Purpose of review Transepithelial salt transport in the thick ascending limb of Henle's loop (TAL) crucially depends on the activity of the Na/K/2Cl cotransporter NKCC2. The pharmacologic blockade of NKCC2 leads to pronounced natriuresis and diuresis, which indicate key roles for NKCC2 in renal salt retrieval. The inadequate regulation of NKCC2 and the loss of NKCC2 function are associated with the disruption of salt and water homoeostasis. This review provides a specific overview of our current knowledge with respect to the regulation of NKCC2 by differential splicing and phosphorylation. Recent findings Several mechanisms have evolved to adapt NKCC2 transport to reabsorptive needs. These mechanisms include the regulation of NKCC2 gene expression, the differential splicing of the NKCC2 pre-mRNA, the membrane trafficking, and the modulation of the specific transport activity.
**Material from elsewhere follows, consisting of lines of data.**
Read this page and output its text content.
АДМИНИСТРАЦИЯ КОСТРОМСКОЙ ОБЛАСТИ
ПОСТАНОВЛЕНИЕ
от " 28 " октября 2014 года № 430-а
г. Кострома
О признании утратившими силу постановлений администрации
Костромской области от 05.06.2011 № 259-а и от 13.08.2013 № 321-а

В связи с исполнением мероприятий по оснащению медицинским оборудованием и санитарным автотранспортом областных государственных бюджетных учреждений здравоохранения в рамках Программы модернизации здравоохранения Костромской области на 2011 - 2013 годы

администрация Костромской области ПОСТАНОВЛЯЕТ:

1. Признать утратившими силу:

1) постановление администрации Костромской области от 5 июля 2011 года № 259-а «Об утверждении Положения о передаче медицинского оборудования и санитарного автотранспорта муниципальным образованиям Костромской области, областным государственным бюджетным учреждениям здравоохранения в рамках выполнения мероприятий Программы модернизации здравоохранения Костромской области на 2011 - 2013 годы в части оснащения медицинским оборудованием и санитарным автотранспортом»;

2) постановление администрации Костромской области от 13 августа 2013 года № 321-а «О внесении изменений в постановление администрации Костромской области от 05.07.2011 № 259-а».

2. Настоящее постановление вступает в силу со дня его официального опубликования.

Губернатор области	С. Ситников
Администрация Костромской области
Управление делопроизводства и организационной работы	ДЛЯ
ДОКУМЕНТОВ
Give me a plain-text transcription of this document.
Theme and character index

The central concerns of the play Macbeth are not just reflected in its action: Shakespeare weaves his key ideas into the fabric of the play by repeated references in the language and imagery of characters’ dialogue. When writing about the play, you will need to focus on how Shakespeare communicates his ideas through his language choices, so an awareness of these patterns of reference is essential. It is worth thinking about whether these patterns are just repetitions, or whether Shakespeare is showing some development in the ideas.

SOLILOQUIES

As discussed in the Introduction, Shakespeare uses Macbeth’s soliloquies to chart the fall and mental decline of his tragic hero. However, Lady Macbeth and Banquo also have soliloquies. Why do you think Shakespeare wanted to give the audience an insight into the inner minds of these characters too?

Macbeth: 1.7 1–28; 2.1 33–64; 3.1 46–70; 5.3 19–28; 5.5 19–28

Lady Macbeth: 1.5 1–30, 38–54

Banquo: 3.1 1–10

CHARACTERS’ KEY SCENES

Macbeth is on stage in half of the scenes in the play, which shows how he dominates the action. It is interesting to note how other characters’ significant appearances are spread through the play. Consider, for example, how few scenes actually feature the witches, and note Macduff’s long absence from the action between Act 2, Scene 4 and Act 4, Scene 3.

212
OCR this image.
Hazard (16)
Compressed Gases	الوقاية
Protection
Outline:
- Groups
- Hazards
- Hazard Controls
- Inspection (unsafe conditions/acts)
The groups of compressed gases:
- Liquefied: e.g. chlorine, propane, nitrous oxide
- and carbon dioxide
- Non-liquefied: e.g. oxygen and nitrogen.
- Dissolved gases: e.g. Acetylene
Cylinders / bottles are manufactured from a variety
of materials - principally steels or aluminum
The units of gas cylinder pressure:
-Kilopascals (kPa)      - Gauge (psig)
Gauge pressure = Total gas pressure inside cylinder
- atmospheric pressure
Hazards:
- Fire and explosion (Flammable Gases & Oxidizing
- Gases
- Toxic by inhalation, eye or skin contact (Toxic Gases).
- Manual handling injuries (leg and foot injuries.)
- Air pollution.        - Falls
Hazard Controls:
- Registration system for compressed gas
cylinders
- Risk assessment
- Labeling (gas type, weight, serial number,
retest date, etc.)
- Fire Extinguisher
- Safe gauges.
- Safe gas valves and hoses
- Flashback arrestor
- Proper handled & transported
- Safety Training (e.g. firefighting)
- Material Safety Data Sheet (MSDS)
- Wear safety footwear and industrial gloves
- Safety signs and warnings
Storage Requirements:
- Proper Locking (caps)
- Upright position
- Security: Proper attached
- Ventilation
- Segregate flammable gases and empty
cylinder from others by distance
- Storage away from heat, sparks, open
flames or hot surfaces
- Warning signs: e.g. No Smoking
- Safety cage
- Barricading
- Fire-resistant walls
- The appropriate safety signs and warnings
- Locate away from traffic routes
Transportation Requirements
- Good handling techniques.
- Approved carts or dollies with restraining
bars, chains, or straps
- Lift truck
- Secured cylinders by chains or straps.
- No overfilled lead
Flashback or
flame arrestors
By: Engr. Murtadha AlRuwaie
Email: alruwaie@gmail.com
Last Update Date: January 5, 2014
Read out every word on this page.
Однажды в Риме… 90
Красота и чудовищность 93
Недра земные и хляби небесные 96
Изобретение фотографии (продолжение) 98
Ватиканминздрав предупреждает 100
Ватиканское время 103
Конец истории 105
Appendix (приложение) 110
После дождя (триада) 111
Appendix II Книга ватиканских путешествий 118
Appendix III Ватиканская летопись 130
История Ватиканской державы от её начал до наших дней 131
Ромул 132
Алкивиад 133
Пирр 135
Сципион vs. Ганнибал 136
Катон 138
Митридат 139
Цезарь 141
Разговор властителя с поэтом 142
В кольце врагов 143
Substantial progress has been made over the past few years in deciphering the function of kinases in the regulatory network controlling NKCC2 activity and in elucidating the underlying mechanism and the functional consequences of the regulated differential splicing of the NKCC2 pre-mRNA. Summary NKCC2 differential splicing and phosphorylation are critically involved in the modulation of the thick ascending limb of Henle's loop reabsorptive capacity and, consequently, in salt homoeostasis, volume regulation, and blood pressure control.